0

I have the following string:

str <- "add2AHJJK_GLX_KLKNKMEMa13"

How can I use R to extract "GLX" from it, the word between the underscores? In the example, there are exactly two underscores, not more.

User878239
  • 489
  • 3
  • 10
  • 1
    `sub(".*_(.*)_.*", "\\1", str)` – G5W Jun 07 '20 at 23:24
  • Is the string guaranteed to have exactly two non-adjacent underscores? I am wondering about `"J_KG_LX_KL"` (two matches?), `"JK__GLX_KL"` (one match or two matches, the first empty?), `"JK_KL"` (no match or an empty match?) and `"JKL"` (no match?). – Cary Swoveland Jun 08 '20 at 00:07
  • @CarySwoveland good point, I actually just realized there is another string with multiple underscores. That makes it more complicated I guess. There are however no cases with multiple underscores in a row ("__"). – User878239 Jun 08 '20 at 00:09
  • Since questions have been posted that assume there are exactly two underscores, perhaps you should edit to state that is the case, and then post a separate if you want to generalize. btw, this illustrates the ambiguity that often results when a question is expressed in terms of a single example. I believe questions should be expressed in words with examples used only for illustration. That's generally more difficult and time-consuming, but it's a skill demanded by the workplace. – Cary Swoveland Jun 08 '20 at 00:16
  • By defining unambiguous rules, you are well on the way to able to code the appropriate regex. – TonyR Jun 08 '20 at 04:04

3 Answers3

4

An option with gsub to match characters that are not a _ ([^_]*) from the start (^) of the string to the _ or (|) characters from _ to the rest and replace with blank ("")

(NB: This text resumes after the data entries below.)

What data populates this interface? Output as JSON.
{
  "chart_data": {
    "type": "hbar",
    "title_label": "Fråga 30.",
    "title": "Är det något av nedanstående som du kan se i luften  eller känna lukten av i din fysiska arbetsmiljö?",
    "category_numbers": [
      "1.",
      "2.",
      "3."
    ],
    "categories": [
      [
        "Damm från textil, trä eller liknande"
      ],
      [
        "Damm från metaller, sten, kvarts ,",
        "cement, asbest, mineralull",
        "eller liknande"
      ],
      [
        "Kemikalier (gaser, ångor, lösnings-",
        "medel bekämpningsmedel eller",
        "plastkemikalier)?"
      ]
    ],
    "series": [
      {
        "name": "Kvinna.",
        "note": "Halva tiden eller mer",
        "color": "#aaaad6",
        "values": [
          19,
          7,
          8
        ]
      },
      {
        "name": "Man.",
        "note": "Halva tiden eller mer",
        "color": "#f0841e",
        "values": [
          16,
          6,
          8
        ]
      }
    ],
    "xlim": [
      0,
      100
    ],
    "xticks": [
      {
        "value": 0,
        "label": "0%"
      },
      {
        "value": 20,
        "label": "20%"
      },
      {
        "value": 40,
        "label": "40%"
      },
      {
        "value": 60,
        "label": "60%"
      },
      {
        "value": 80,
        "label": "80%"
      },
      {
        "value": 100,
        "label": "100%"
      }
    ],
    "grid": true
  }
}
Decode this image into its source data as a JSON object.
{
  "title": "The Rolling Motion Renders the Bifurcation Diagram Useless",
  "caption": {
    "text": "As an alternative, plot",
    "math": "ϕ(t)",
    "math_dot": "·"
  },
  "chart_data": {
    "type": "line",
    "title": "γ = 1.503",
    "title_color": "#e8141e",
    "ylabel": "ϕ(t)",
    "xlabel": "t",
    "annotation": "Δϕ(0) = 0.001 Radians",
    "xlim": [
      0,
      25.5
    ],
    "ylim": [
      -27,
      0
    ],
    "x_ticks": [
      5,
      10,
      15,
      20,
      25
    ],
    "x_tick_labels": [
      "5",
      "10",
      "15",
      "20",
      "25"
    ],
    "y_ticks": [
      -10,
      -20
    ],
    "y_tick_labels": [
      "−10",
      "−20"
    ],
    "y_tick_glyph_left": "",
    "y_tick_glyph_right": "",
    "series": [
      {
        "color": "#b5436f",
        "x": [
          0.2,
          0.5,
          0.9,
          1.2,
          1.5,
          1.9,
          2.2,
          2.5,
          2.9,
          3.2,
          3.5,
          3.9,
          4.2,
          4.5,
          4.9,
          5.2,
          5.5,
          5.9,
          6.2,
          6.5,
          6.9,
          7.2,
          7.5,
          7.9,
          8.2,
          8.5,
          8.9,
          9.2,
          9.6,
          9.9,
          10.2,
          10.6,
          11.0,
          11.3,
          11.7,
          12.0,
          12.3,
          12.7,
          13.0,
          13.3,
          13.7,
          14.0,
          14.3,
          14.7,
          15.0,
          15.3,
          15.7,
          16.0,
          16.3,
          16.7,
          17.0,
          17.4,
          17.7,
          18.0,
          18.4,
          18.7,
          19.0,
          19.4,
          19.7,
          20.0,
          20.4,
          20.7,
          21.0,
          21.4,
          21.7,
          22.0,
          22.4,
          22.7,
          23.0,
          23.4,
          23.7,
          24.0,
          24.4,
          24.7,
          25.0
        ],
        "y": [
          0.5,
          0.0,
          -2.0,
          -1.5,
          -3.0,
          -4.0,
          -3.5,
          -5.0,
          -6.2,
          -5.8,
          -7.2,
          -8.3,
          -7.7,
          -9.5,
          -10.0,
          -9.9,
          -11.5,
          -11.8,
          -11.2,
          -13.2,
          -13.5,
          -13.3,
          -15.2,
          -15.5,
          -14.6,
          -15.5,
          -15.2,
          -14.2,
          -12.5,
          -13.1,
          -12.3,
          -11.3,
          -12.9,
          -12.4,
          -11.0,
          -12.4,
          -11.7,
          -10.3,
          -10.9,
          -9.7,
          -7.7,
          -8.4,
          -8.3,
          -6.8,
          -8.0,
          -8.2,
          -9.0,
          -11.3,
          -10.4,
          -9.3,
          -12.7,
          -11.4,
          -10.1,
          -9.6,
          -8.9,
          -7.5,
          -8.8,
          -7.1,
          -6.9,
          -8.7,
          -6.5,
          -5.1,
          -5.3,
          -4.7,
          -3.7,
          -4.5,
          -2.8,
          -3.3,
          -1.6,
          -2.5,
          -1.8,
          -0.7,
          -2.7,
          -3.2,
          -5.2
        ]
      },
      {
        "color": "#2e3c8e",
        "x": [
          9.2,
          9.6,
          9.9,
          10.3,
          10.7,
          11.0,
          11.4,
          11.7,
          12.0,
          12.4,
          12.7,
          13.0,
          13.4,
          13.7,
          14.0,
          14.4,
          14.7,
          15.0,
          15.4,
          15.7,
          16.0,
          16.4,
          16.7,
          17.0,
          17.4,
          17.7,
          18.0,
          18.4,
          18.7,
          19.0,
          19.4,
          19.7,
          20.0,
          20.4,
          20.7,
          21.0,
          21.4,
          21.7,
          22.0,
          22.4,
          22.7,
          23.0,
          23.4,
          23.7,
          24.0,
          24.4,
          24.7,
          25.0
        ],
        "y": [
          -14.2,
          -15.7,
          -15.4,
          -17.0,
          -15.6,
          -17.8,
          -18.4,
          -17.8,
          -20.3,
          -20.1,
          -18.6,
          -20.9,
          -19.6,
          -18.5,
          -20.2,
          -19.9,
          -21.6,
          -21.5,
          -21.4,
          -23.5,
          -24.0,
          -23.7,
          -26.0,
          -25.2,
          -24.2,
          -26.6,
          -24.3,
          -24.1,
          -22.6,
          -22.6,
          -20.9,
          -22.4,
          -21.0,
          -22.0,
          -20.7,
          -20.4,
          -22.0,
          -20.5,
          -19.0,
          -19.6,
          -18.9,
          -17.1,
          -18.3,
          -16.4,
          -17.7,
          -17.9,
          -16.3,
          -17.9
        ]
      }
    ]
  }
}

gsub("^[^_]*_|_.*", "", str)
#[1] "GLX"

Or another option is extraction with regexpr/regmatches

regmatches(str, regexpr('(?<=_)\\w+(?=_)', str, perl = TRUE))
#[1] "GLX"
akrun
  • 674,427
  • 24
  • 381
  • 486
2

If it's always just the middle of three parts between "_"s we can.

library(stringr)

str_split(str, "_", simplify = TRUE)[[2]]
[1] "GLX"
Chuck P
  • 3,541
  • 3
  • 6
  • 18
1

You can use sub to extract a word between underscores.

sub('.*_(\\w+)_.*', '\\1', str)
#[1] "GLX"

Or str_match :

stringr::str_match(str, '_(\\w+)_')[, 2]
Ronak Shah
  • 286,338
  • 16
  • 97
  • 143